Junctional epidermolysis bullosa The separation occurs in the lamina lucida of the BM Usually following mutations in the genes responsible for laminin formation This rare and often lethal condition is evident at birth. The newborn child has large raw areas and flaccid blisters, which are slow to heal. The perioral and perianal skin is usually involved, as are the nails and oral mucous membrane. There is no effective systemic treatment. Hopes for the future include adding the normal gene to epidermal stem cells, and then layering these onto the denuded skin.
Fig Junctional epidermolysis bullosa: minor trauma has caused large blisters and erosions which will heal slowly or not at all.
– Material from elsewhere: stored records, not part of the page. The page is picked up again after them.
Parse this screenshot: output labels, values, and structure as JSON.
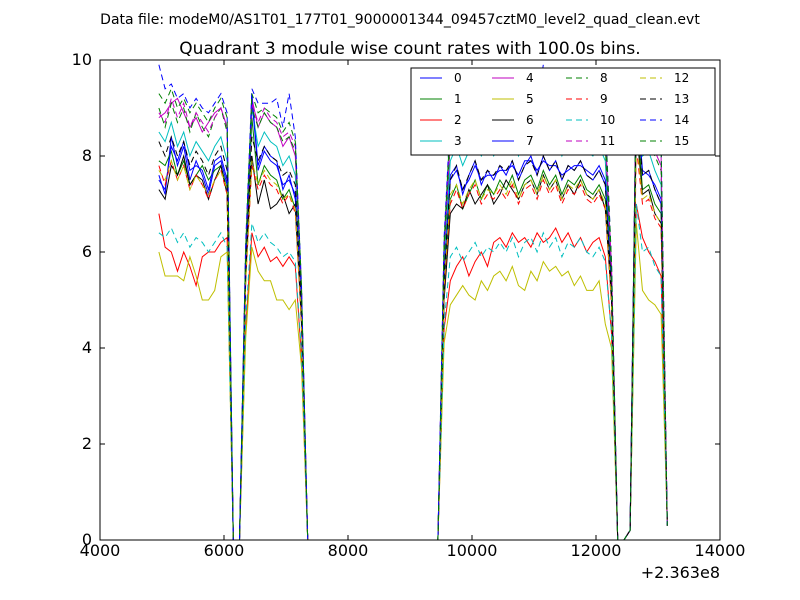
{
  "figure": {
    "suptitle": "Data file: modeM0/AS1T01_177T01_9000001344_09457cztM0_level2_quad_clean.evt"
  },
  "chart_data": {
    "type": "line",
    "title": "Quadrant 3 module wise count rates with 100.0s bins.",
    "xlabel": "",
    "ylabel": "",
    "x_offset_label": "+2.363e8",
    "xlim": [
      4000,
      14000
    ],
    "ylim": [
      0,
      10
    ],
    "x_ticks": [
      4000,
      6000,
      8000,
      10000,
      12000,
      14000
    ],
    "y_ticks": [
      0,
      2,
      4,
      6,
      8,
      10
    ],
    "grid": false,
    "legend_position": "top-right",
    "legend_columns": 4,
    "x": [
      4950,
      5050,
      5150,
      5250,
      5350,
      5450,
      5550,
      5650,
      5750,
      5850,
      5950,
      6050,
      6150,
      6250,
      6350,
      6450,
      6550,
      6650,
      6750,
      6850,
      6950,
      7050,
      7150,
      7250,
      7350,
      7450,
      8000,
      9000,
      9450,
      9550,
      9650,
      9750,
      9850,
      9950,
      10050,
      10150,
      10250,
      10350,
      10450,
      10550,
      10650,
      10750,
      10850,
      10950,
      11050,
      11150,
      11250,
      11350,
      11450,
      11550,
      11650,
      11750,
      11850,
      11950,
      12050,
      12150,
      12250,
      12350,
      12450,
      12550,
      12650,
      12750,
      12850,
      12950,
      13050,
      13150
    ],
    "series": [
      {
        "name": "0",
        "color": "#0000ff",
        "dash": "solid",
        "values": [
          7.6,
          7.2,
          8.4,
          7.8,
          8.2,
          7.5,
          7.9,
          7.6,
          7.2,
          7.8,
          7.9,
          7.4,
          0,
          0,
          5.6,
          9.3,
          7.8,
          8.2,
          8.0,
          7.9,
          7.3,
          7.6,
          7.1,
          4.8,
          0,
          0,
          0,
          0,
          0,
          5.5,
          7.6,
          7.8,
          7.2,
          7.6,
          7.9,
          7.4,
          7.7,
          7.5,
          7.8,
          7.6,
          7.9,
          7.5,
          7.8,
          8.0,
          7.6,
          8.0,
          7.7,
          7.9,
          7.5,
          7.8,
          7.7,
          7.9,
          7.6,
          7.5,
          7.7,
          7.4,
          5.2,
          0,
          0,
          0.2,
          9.4,
          7.6,
          7.7,
          7.3,
          7.0,
          0.3
        ]
      },
      {
        "name": "1",
        "color": "#008000",
        "dash": "solid",
        "values": [
          7.9,
          7.8,
          8.1,
          7.6,
          7.9,
          7.4,
          7.6,
          7.8,
          7.5,
          7.7,
          7.8,
          7.3,
          0,
          0,
          5.4,
          8.8,
          7.4,
          7.8,
          7.6,
          7.5,
          7.1,
          7.3,
          6.9,
          4.6,
          0,
          0,
          0,
          0,
          0,
          5.3,
          7.1,
          7.4,
          6.9,
          7.2,
          7.5,
          7.1,
          7.4,
          7.2,
          7.5,
          7.3,
          7.6,
          7.2,
          7.5,
          7.6,
          7.3,
          7.7,
          7.4,
          7.6,
          7.2,
          7.5,
          7.4,
          7.6,
          7.3,
          7.2,
          7.4,
          7.1,
          5.0,
          0,
          0,
          0.2,
          9.0,
          7.3,
          7.4,
          7.0,
          6.8,
          0.3
        ]
      },
      {
        "name": "2",
        "color": "#ff0000",
        "dash": "solid",
        "values": [
          6.8,
          6.1,
          6.0,
          5.6,
          6.0,
          5.7,
          5.3,
          5.9,
          6.0,
          6.0,
          6.2,
          6.3,
          0,
          0,
          4.4,
          6.4,
          5.9,
          6.1,
          5.8,
          5.9,
          5.7,
          5.9,
          5.7,
          3.8,
          0,
          0,
          0,
          0,
          0,
          4.4,
          5.4,
          5.7,
          5.9,
          5.5,
          5.8,
          6.0,
          5.7,
          6.2,
          6.3,
          6.1,
          6.4,
          6.2,
          6.3,
          6.1,
          6.4,
          6.2,
          6.3,
          6.5,
          6.2,
          6.4,
          6.1,
          6.3,
          6.0,
          6.2,
          6.3,
          5.9,
          4.3,
          0,
          0,
          0.2,
          7.0,
          6.3,
          6.0,
          5.8,
          5.5,
          0.3
        ]
      },
      {
        "name": "3",
        "color": "#00bfbf",
        "dash": "solid",
        "values": [
          8.5,
          8.3,
          8.7,
          8.2,
          8.5,
          8.0,
          8.3,
          8.1,
          7.9,
          8.2,
          8.4,
          7.9,
          0,
          0,
          5.8,
          9.0,
          8.2,
          8.5,
          8.3,
          8.2,
          7.8,
          8.0,
          7.6,
          5.0,
          0,
          0,
          0,
          0,
          0,
          5.8,
          7.9,
          8.2,
          7.8,
          8.1,
          8.4,
          8.0,
          8.2,
          8.0,
          8.3,
          8.1,
          8.4,
          8.0,
          8.3,
          8.4,
          8.1,
          8.5,
          8.2,
          8.4,
          8.0,
          8.3,
          8.2,
          8.4,
          8.1,
          8.0,
          8.2,
          7.9,
          5.4,
          0,
          0,
          0.2,
          9.5,
          8.0,
          8.1,
          7.7,
          7.4,
          0.3
        ]
      },
      {
        "name": "4",
        "color": "#bf00bf",
        "dash": "solid",
        "values": [
          8.8,
          8.9,
          9.1,
          9.2,
          8.9,
          8.6,
          8.8,
          8.5,
          8.7,
          8.9,
          9.0,
          8.6,
          0,
          0,
          6.0,
          9.2,
          8.6,
          8.9,
          8.7,
          8.6,
          8.2,
          8.4,
          8.0,
          5.2,
          0,
          0,
          0,
          0,
          0,
          6.0,
          8.3,
          8.6,
          8.2,
          8.5,
          8.8,
          8.4,
          8.6,
          8.4,
          8.7,
          8.5,
          8.8,
          8.4,
          8.7,
          8.8,
          8.5,
          8.9,
          8.6,
          8.8,
          8.4,
          8.7,
          8.6,
          8.8,
          8.5,
          8.4,
          8.6,
          8.3,
          5.6,
          0,
          0,
          0.2,
          9.6,
          8.4,
          8.5,
          8.1,
          7.8,
          0.3
        ]
      },
      {
        "name": "5",
        "color": "#bfbf00",
        "dash": "solid",
        "values": [
          6.0,
          5.5,
          5.5,
          5.5,
          5.4,
          5.9,
          5.5,
          5.0,
          5.0,
          5.2,
          5.9,
          6.0,
          0,
          0,
          4.2,
          6.1,
          5.6,
          5.4,
          5.4,
          5.0,
          5.0,
          4.8,
          5.0,
          3.6,
          0,
          0,
          0,
          0,
          0,
          4.1,
          4.9,
          5.1,
          5.3,
          5.1,
          5.0,
          5.4,
          5.2,
          5.5,
          5.6,
          5.4,
          5.7,
          5.3,
          5.2,
          5.6,
          5.4,
          5.8,
          5.6,
          5.7,
          5.5,
          5.6,
          5.3,
          5.5,
          5.2,
          5.2,
          5.4,
          4.5,
          4.0,
          0,
          0,
          0.2,
          6.6,
          5.2,
          5.0,
          4.9,
          4.7,
          0.3
        ]
      },
      {
        "name": "6",
        "color": "#000000",
        "dash": "solid",
        "values": [
          7.3,
          7.1,
          7.8,
          7.6,
          8.0,
          7.4,
          7.6,
          7.5,
          7.1,
          7.5,
          7.8,
          7.2,
          0,
          0,
          5.5,
          8.0,
          7.0,
          7.5,
          6.9,
          7.0,
          7.2,
          6.8,
          7.0,
          4.5,
          0,
          0,
          0,
          0,
          0,
          5.0,
          6.8,
          7.0,
          6.9,
          7.3,
          7.0,
          7.2,
          7.4,
          7.0,
          7.2,
          7.5,
          7.3,
          7.1,
          7.4,
          7.5,
          7.2,
          7.6,
          7.3,
          7.5,
          7.1,
          7.4,
          7.2,
          7.5,
          7.2,
          7.1,
          7.3,
          6.9,
          5.0,
          0,
          0,
          0.2,
          8.6,
          7.2,
          7.3,
          6.8,
          6.6,
          0.3
        ]
      },
      {
        "name": "7",
        "color": "#0000ff",
        "dash": "solid",
        "values": [
          7.5,
          7.3,
          8.2,
          7.9,
          8.3,
          7.7,
          7.8,
          7.7,
          7.3,
          7.9,
          8.0,
          7.5,
          0,
          0,
          5.6,
          9.2,
          7.7,
          8.1,
          7.9,
          7.8,
          7.4,
          7.5,
          7.2,
          4.8,
          0,
          0,
          0,
          0,
          0,
          5.4,
          7.5,
          7.7,
          7.3,
          7.5,
          7.8,
          7.5,
          7.6,
          7.6,
          7.7,
          7.7,
          7.8,
          7.6,
          7.9,
          7.9,
          7.7,
          7.9,
          7.8,
          7.8,
          7.6,
          7.7,
          7.8,
          7.8,
          7.7,
          7.6,
          7.8,
          7.5,
          5.2,
          0,
          0,
          0.2,
          9.3,
          7.7,
          7.6,
          7.4,
          7.1,
          0.3
        ]
      },
      {
        "name": "8",
        "color": "#008000",
        "dash": "dashed",
        "values": [
          9.0,
          8.6,
          9.1,
          8.7,
          9.0,
          8.5,
          8.9,
          8.6,
          8.4,
          8.8,
          9.0,
          8.5,
          0,
          0,
          5.9,
          9.0,
          8.6,
          8.9,
          8.7,
          8.6,
          8.3,
          8.4,
          8.1,
          5.1,
          0,
          0,
          0,
          0,
          0,
          5.9,
          8.4,
          8.6,
          8.2,
          8.5,
          8.7,
          8.3,
          8.5,
          8.4,
          8.6,
          8.4,
          8.7,
          8.3,
          8.6,
          8.7,
          8.4,
          8.8,
          8.5,
          8.7,
          8.3,
          8.6,
          8.5,
          8.7,
          8.4,
          8.3,
          8.5,
          8.2,
          5.5,
          0,
          0,
          0.2,
          9.4,
          8.3,
          8.4,
          8.0,
          7.7,
          0.3
        ]
      },
      {
        "name": "9",
        "color": "#ff0000",
        "dash": "dashed",
        "values": [
          7.8,
          7.4,
          7.9,
          7.5,
          7.8,
          7.3,
          7.6,
          7.4,
          7.1,
          7.5,
          7.7,
          7.2,
          0,
          0,
          5.4,
          7.8,
          7.3,
          7.6,
          7.4,
          7.3,
          7.0,
          7.2,
          6.8,
          4.5,
          0,
          0,
          0,
          0,
          0,
          5.2,
          7.0,
          7.3,
          6.9,
          7.2,
          7.4,
          7.0,
          7.2,
          7.1,
          7.3,
          7.1,
          7.4,
          7.0,
          7.3,
          7.4,
          7.1,
          7.5,
          7.2,
          7.4,
          7.0,
          7.3,
          7.2,
          7.4,
          7.1,
          7.0,
          7.2,
          6.9,
          4.9,
          0,
          0,
          0.2,
          8.2,
          7.0,
          7.1,
          6.7,
          6.5,
          0.3
        ]
      },
      {
        "name": "10",
        "color": "#00bfbf",
        "dash": "dashed",
        "values": [
          6.4,
          6.3,
          6.5,
          6.2,
          6.4,
          6.1,
          6.3,
          6.2,
          6.0,
          6.2,
          6.4,
          6.1,
          0,
          0,
          4.6,
          6.6,
          6.2,
          6.4,
          6.2,
          6.1,
          5.9,
          6.0,
          5.8,
          3.9,
          0,
          0,
          0,
          0,
          0,
          4.5,
          5.9,
          6.1,
          5.8,
          6.0,
          6.2,
          5.9,
          6.1,
          6.0,
          6.2,
          6.0,
          6.3,
          5.9,
          6.2,
          6.3,
          6.0,
          6.4,
          6.1,
          6.3,
          5.9,
          6.2,
          6.1,
          6.3,
          6.0,
          5.9,
          6.1,
          5.8,
          4.3,
          0,
          0,
          0.2,
          7.0,
          6.0,
          6.1,
          5.7,
          5.5,
          0.3
        ]
      },
      {
        "name": "11",
        "color": "#bf00bf",
        "dash": "dashed",
        "values": [
          8.9,
          8.7,
          9.2,
          8.8,
          9.1,
          8.6,
          8.9,
          8.7,
          8.5,
          8.8,
          9.0,
          8.6,
          0,
          0,
          6.0,
          9.1,
          8.7,
          9.0,
          8.8,
          8.7,
          8.4,
          8.5,
          8.2,
          5.2,
          0,
          0,
          0,
          0,
          0,
          6.1,
          8.5,
          8.8,
          8.4,
          8.7,
          9.0,
          8.6,
          8.8,
          8.6,
          8.9,
          8.7,
          9.0,
          8.6,
          8.9,
          9.0,
          8.7,
          9.1,
          8.8,
          9.0,
          8.6,
          8.9,
          8.8,
          9.0,
          8.7,
          8.6,
          8.8,
          8.5,
          5.7,
          0,
          0,
          0.2,
          9.7,
          8.6,
          8.7,
          8.3,
          8.0,
          0.3
        ]
      },
      {
        "name": "12",
        "color": "#bfbf00",
        "dash": "dashed",
        "values": [
          7.7,
          7.5,
          7.9,
          7.5,
          7.8,
          7.3,
          7.6,
          7.4,
          7.2,
          7.5,
          7.7,
          7.3,
          0,
          0,
          5.4,
          7.9,
          7.4,
          7.7,
          7.5,
          7.4,
          7.1,
          7.2,
          6.9,
          4.6,
          0,
          0,
          0,
          0,
          0,
          5.3,
          7.2,
          7.4,
          7.0,
          7.3,
          7.5,
          7.1,
          7.3,
          7.2,
          7.4,
          7.2,
          7.5,
          7.1,
          7.4,
          7.5,
          7.2,
          7.6,
          7.3,
          7.5,
          7.1,
          7.4,
          7.3,
          7.5,
          7.2,
          7.1,
          7.3,
          7.0,
          5.0,
          0,
          0,
          0.2,
          8.4,
          7.1,
          7.2,
          6.8,
          6.6,
          0.3
        ]
      },
      {
        "name": "13",
        "color": "#000000",
        "dash": "dashed",
        "values": [
          8.3,
          8.0,
          8.4,
          8.0,
          8.3,
          7.8,
          8.1,
          7.9,
          7.6,
          8.0,
          8.2,
          7.7,
          0,
          0,
          5.6,
          8.4,
          7.9,
          8.2,
          8.0,
          7.9,
          7.6,
          7.7,
          7.4,
          4.8,
          0,
          0,
          0,
          0,
          0,
          5.5,
          7.5,
          7.8,
          7.3,
          7.6,
          7.9,
          7.5,
          7.7,
          7.6,
          7.8,
          7.7,
          7.9,
          7.5,
          7.8,
          7.9,
          7.6,
          8.0,
          7.7,
          7.9,
          7.5,
          7.8,
          7.7,
          7.9,
          7.6,
          7.5,
          7.7,
          7.4,
          5.2,
          0,
          0,
          0.2,
          9.1,
          7.6,
          7.7,
          7.3,
          7.0,
          0.3
        ]
      },
      {
        "name": "14",
        "color": "#0000ff",
        "dash": "dashed",
        "values": [
          9.9,
          9.4,
          9.5,
          9.2,
          9.3,
          9.0,
          9.2,
          9.0,
          8.9,
          9.1,
          9.3,
          8.9,
          0,
          0,
          6.2,
          9.4,
          9.1,
          9.1,
          9.1,
          9.2,
          8.6,
          9.3,
          8.4,
          5.3,
          0,
          0,
          0,
          0,
          0,
          6.3,
          8.8,
          9.1,
          8.7,
          9.0,
          9.2,
          8.8,
          9.1,
          8.9,
          9.2,
          9.0,
          9.3,
          8.9,
          9.2,
          9.3,
          9.0,
          9.9,
          9.1,
          9.3,
          8.9,
          9.2,
          9.1,
          9.3,
          9.0,
          8.9,
          9.1,
          8.8,
          5.8,
          0,
          0,
          0.2,
          9.8,
          8.9,
          9.0,
          8.6,
          8.3,
          0.3
        ]
      },
      {
        "name": "15",
        "color": "#008000",
        "dash": "dashed",
        "values": [
          9.3,
          9.1,
          9.4,
          9.0,
          9.2,
          8.9,
          9.1,
          8.9,
          8.7,
          9.0,
          9.2,
          8.8,
          0,
          0,
          6.1,
          9.3,
          8.9,
          9.0,
          8.9,
          8.8,
          8.5,
          8.7,
          8.3,
          5.3,
          0,
          0,
          0,
          0,
          0,
          6.2,
          8.7,
          9.0,
          8.6,
          8.9,
          9.1,
          8.7,
          8.9,
          8.8,
          9.1,
          8.9,
          9.2,
          8.8,
          9.1,
          9.2,
          8.9,
          9.3,
          9.0,
          9.2,
          8.8,
          9.1,
          9.0,
          9.2,
          8.9,
          8.8,
          9.0,
          8.7,
          5.8,
          0,
          0,
          0.2,
          9.7,
          8.8,
          8.9,
          8.5,
          8.2,
          0.3
        ]
      }
    ]
  }
}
AD dystrophic epidermolysis bullosa Blisters appear in late infancy. Most common on friction sites (knees, elbows and fingers) Healing with scarring and milia formation. The nails may be deformed or even lost. The mouth is not affected. The only treatment is to avoid trauma and to dress the blistered areas.
AR dystrophic epidermolysis bullosa Tragic form, Blisters start in infancy. May be filled with blood. Heal with scarring, which can be so severe that – The nails are lost – Webs form between the digits. The hands & feet may become useless balls, having lost all fingers & toes. The teeth, mouth and upper part of the oesophagus are all affected; Oesophageal strictures may form. Squamous cell carcinomas of the skin are a late complication.
Fig Autosomal recessive dystrophic epidermolysis bullosa: note large blood-filled blister. Scarring has led to fixed deformity of the fingers and loss of nails.
Treatment Treatment is unsatisfactory. Phenytoin, which reduces the raised dermal collagenase levels found in this variant Systemic steroids are disappointing. It is especially important to minimize trauma Maintain nutrition Prevent – Contractures and web formation between the digits – Combat anaemia – Secondary infection. Referral to centres with expertise in management of these patients is strongly recommended.